This study addresses the challenge of stabilizing highly unstable systems such as fully actuated tilt-rotor aircraft, where purely end-to-end neural control often fails to guarantee stability. The authors propose a neural network–augmented sliding mode control approach that decomposes system dynamics into input-independent and input-dependent components. A lightweight neural network—either an MLP or LSTM—learns the input-independent dynamics from limited flight data collected under a low-performance controller and is embedded within a sliding mode control framework to enhance robustness. Experimental results demonstrate that the LSTM-based dynamic predictor outperforms the MLP under model uncertainties and external disturbances, offering superior robustness with lower computational overhead.

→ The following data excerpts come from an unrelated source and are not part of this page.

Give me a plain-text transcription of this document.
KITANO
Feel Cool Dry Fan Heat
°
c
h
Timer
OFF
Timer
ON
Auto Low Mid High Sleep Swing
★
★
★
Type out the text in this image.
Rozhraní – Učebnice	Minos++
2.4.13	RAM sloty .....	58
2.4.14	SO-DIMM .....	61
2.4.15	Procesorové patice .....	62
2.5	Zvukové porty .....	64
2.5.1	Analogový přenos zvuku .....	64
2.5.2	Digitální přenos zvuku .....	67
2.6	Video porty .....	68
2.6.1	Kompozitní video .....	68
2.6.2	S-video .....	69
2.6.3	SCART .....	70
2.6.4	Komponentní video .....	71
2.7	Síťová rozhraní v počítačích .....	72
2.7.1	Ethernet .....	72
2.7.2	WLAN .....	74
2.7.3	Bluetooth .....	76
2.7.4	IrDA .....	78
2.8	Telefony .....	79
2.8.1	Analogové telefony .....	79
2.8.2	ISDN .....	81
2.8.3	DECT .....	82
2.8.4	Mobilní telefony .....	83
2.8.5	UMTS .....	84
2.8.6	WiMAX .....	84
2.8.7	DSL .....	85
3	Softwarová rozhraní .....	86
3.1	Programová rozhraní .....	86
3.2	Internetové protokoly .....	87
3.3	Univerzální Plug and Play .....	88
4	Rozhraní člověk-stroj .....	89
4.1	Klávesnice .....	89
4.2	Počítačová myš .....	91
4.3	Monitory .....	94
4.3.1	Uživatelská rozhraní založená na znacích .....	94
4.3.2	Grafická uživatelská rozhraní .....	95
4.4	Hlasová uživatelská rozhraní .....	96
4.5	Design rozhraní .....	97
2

Moreover, the learned model proves effectively transferable to simulation environments.

Multirotors are widely used in applications ranging from surveillance to precision agriculture, yet conventional designs remain limited by their under-actuation. Tilt-rotor configurations overcome this limitation by enabling full actuation. This paper investigates neural-network-based control strategies for a fully actuated tilt-rotor system with four thrust-vectoring inputs. Our work is structured in two parts. First, we deliberately present a negative result by evaluating a direct input-output control approach. In this method, multilayer perceptrons (MLPs), long short-term memory (LSTM) networks, and transformer models are trained to map system states and their desired values directly to control signals. We show that this strategy fails to stabilize the system, highlighting the inherent difficulty of applying direct input-output learning to highly unstable plants. Second, as the main contribution, we propose a neural-network-enhanced sliding mode controller (SMC). The method decomposes the system dynamics into input-independent and input-dependent components, with the former learned from a small dataset using lightweight networks, thereby reducing real-time computational demands. Moreover, the proposed method can be trained using flight logs collected from low-performance controllers, and the resulting dynamic model learned from real-world data can be used in simulation. We further compare MLP- and LSTM-based implementations under model uncertainties and external disturbances, demonstrating the robustness and effectiveness of the proposed approach; in particular, the controller with the LSTM plant dynamics predictor achieves superior performance to its MLP-based counterpart while also exhibiting lower runtime.